Sous ses airs candides et sympathiques, Side by Side réussit tout de même à monter une discussion d'envergure sur des enjeux dont le cinéma n’est évidemment pas le terrain d’expression le plus problématique. Les interviews ont été fractionnées puis remontées de telle sorte que les divers intervenants se répondent dans l’illusion d’un dialogue continu. Quelle que soit la teneur et l’orientation de ce débat virtuel, ces bouts de discours mis en tension offrent un argumentaire complet autant qu'éclairant, nuancé quoique partisan et engagé dans son détail. Cette prise de parole alternée a en outre l'avantage d’instituer une dynamique de l’échange qui fait honneur à la qualité des propos tenus par les intervenants. Prouesse du montage ou non, on a envie d’aller à la pêche aux citations. Seul regret, que le cinéma européen (hormis Lars Von Trier et Thomas Vinterberg) soit laissé de côté, production américaine oblige.
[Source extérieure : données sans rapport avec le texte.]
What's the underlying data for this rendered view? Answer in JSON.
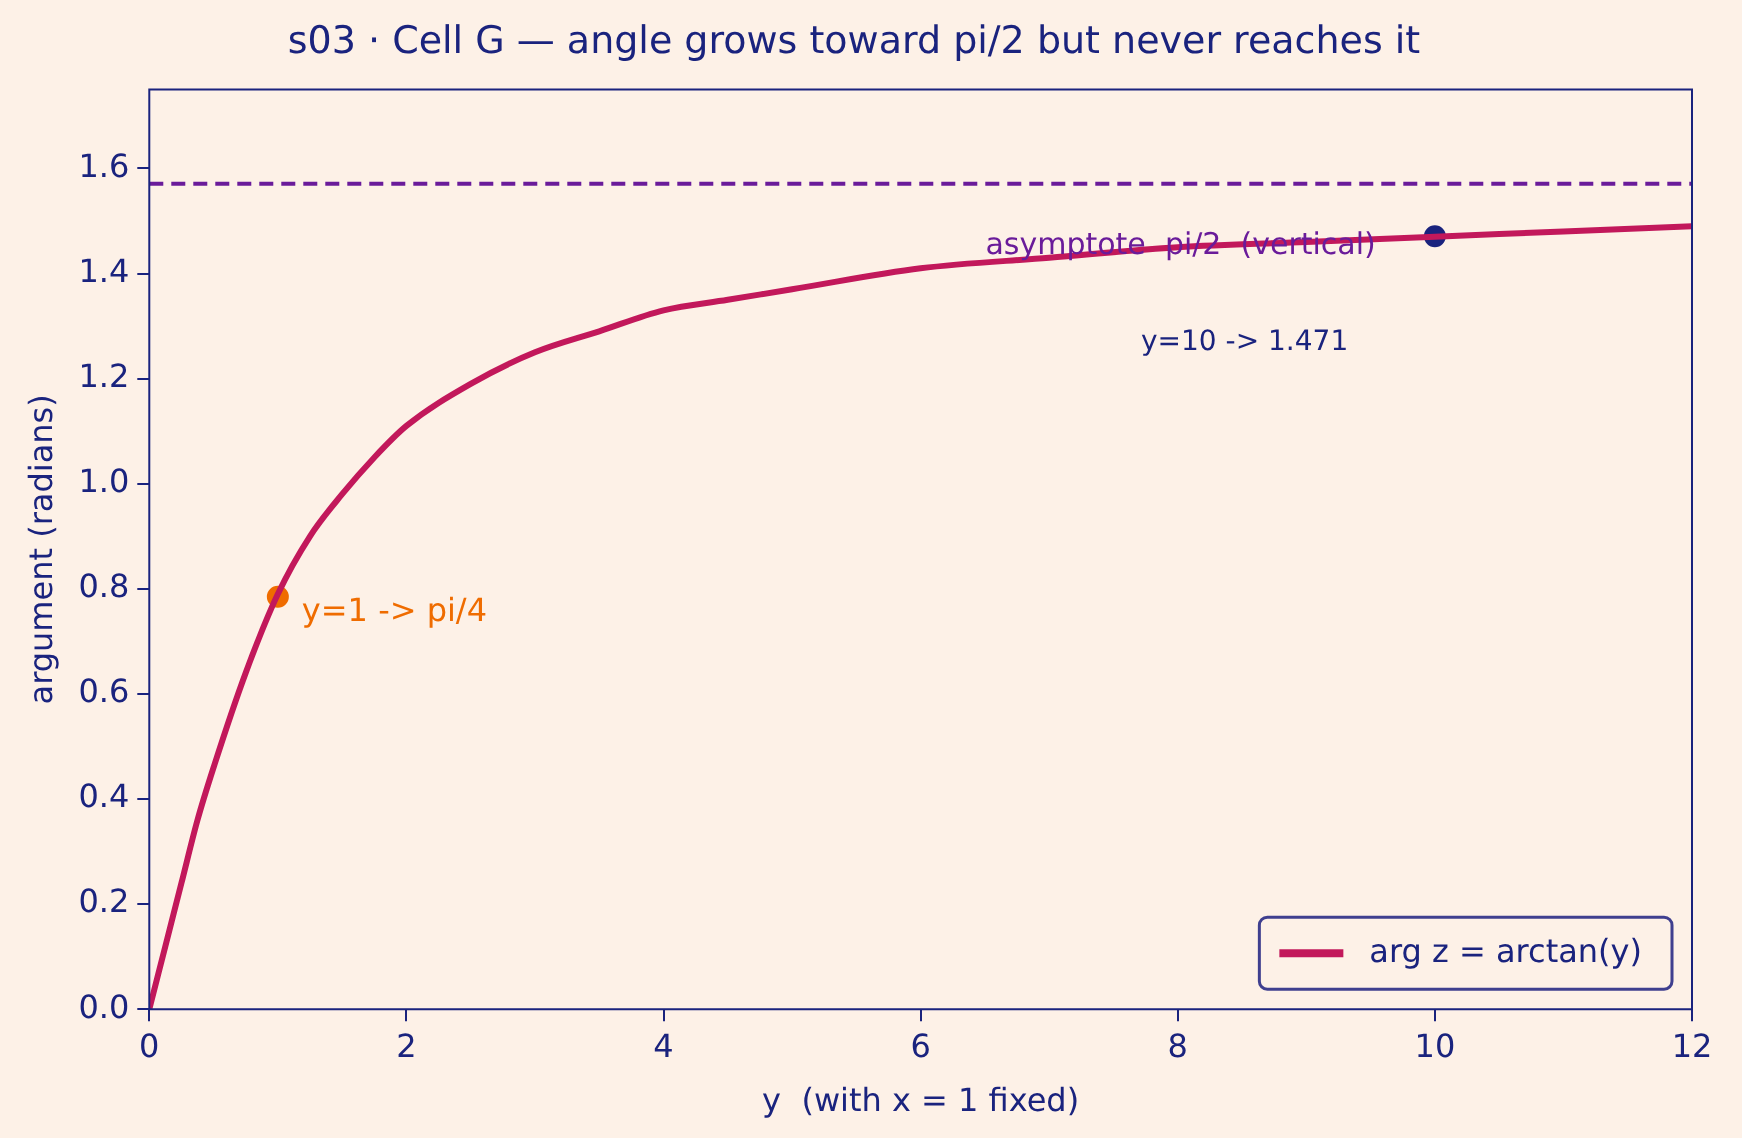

Si le numérique échoue encore, selon certains, à atteindre une certaine qualité sensible propre à la pellicule, rien ne semble impossible dans un champ de la recherche qui mobilise autant de moyens financiers. Ce que le numérique affecte mérite toute notre attention. Nous pouvons nous en émerveiller, rester aux aguets, mais plus que dans ses belles promesses, c'est dans ses effets - très réels pour le coup - qu'il requiert toute notre vigilance. Qu'est-ce que l'innovation fait au cinéma ? Comment modifie-t-elle ses contenus, ses formes, la façon dont on le fabrique, les attentes qu'on reporte sur lui, les gestes qu'il éveille, les temporalités, les manières de le voir et de le diffuser, de le penser et d’en parler ? Est-ce un art coûteux, réservé à une élite ? Un moyen d’expression en voie de démocratisation ? Une écriture éphémère ou un adjuvant de la mémoire ? Un art du vrai, du faux, du mouvement, de l’image, une narration, un rêve dans un rêve ? James Cameron nous retourne la question : « Qu'est-ce qui a jamais été réel ? » (When was it ever real ?) Un débat assurément plus ancien que le numérique, plus ancien même que le cinéma.